A Fable

Mary Todd

Once upon a time a woman was invited to write a book on gender that her church wanted to publish. She was told she could write whatever she wanted about women, but she had to agree not to mention the O-word, for the ordination of women was not a subject the church wished to consider. And so she did. But then the Unhappy People found out who she was and decided they didn’t want a book from such a woman after all.Sometime later the woman wrote her own book. She dared to raise the question of the ordination of women in the church in which she had been raised, and she dared to use the words “not in God’s lifetime” to describe its likelihood. The phrase brought a smile to many. But some found it blasphemous. The Unhappy People accused the woman of submitting her church to intellectual ridicule, and they charged her with false teaching, for the rule in that church was silence—silence from women and silence about the O-word.

After a while the woman found another church. Back in the church she left other women continued to ask questions, though more gently than the woman had. Even some pastors were bold enough to ask questions. But the rule remains the rule.

When asked to offer some thoughts to wrap up the Pentecost issue of the Daystar Journal, whose theme is the ordination of women in the Missouri Synod, the phrase that immediately came to mind was “the more things change, the more they stay the same.” That’s admittedly an odd commentary from a historian, for tracking change is what we do. Is nothing different in Missouri almost forty years after women were finally given the franchise in congregations and the right to serve on commissions and boards of the church?

Women do now serve on various boards of the synod, from the Board of Directors to boards of regents and even the CTCR. But convention resolutions on the question of women’s service—what they may and may not do in their local congregations—serve to reinforce the contentious nature of such service, which remains widely divergent across the synod. In and of themselves resolutions resolve (as in settle) nothing, yet the synod speaks through them.

More troubling, then, is the late resolution from this summer’s convention that overwhelmingly affirmed the inerrancy of scripture. It is this principle that underlies the synod’s resistance to break its silence on the question of ordaining women, for to hold discussion would be an invitation to open the scriptures and take seriously all passages, not only a few. The same principle requires the silence, for the church needs to mean what it says. How better to do so than to limit the service of women as it understands scripture directs?

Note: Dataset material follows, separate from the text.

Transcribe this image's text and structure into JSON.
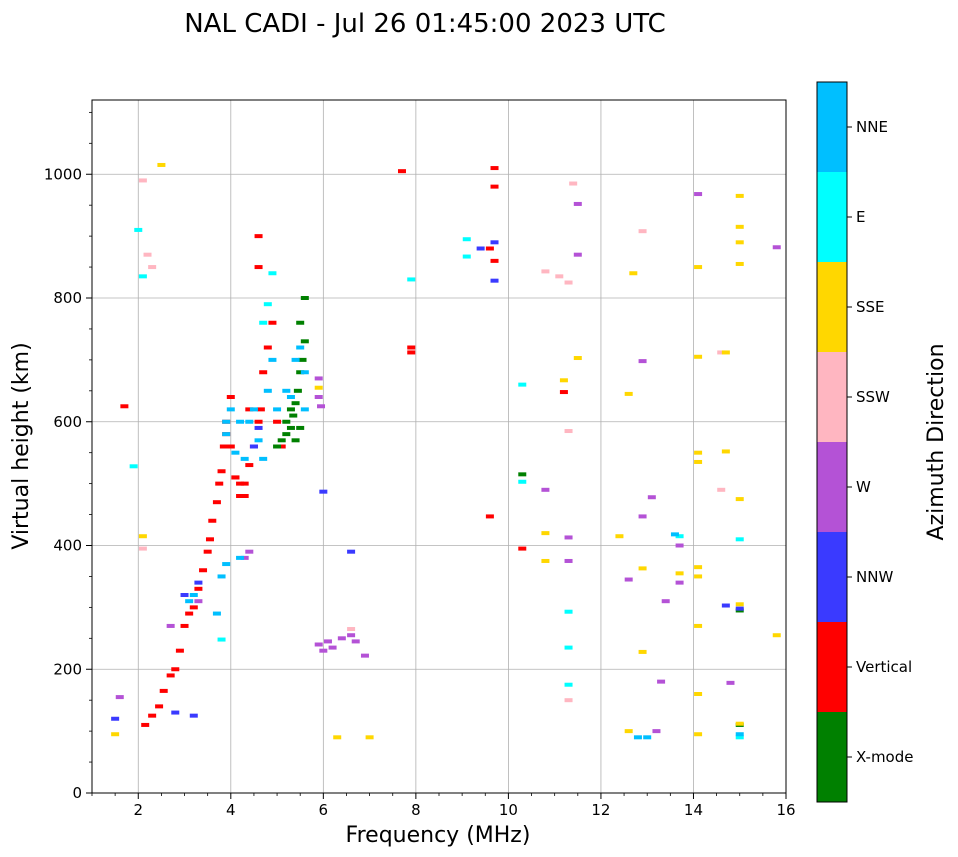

Fifty years ago Missouri borrowed the Reformed notion of the order of creation to determine the proper role of women in the church. This widely held belief persists as a powerful argument to hold gender difference more significant than either spiritual gifts or call of God in identifying those eligible for ordained ministry. Despite the ballyhoo that equal numbers of women and men are participating in the current CTCR consultation on the scriptural relationship of man and woman, expect it to come to no new conclusions. Reaffirmation of its 1985 study, Women in the Church, will keep the question of the ordination of women off the table at which women so badly wish to sit. Rather, the subordination of women will remain the norm in Missouri.

And in declaring once again it knows the will of God, the church will continue to deny itself the gifts of women who, created in the image of God, seek only to carry the good news as women did that first Easter morning. Thank God those women broke the rule.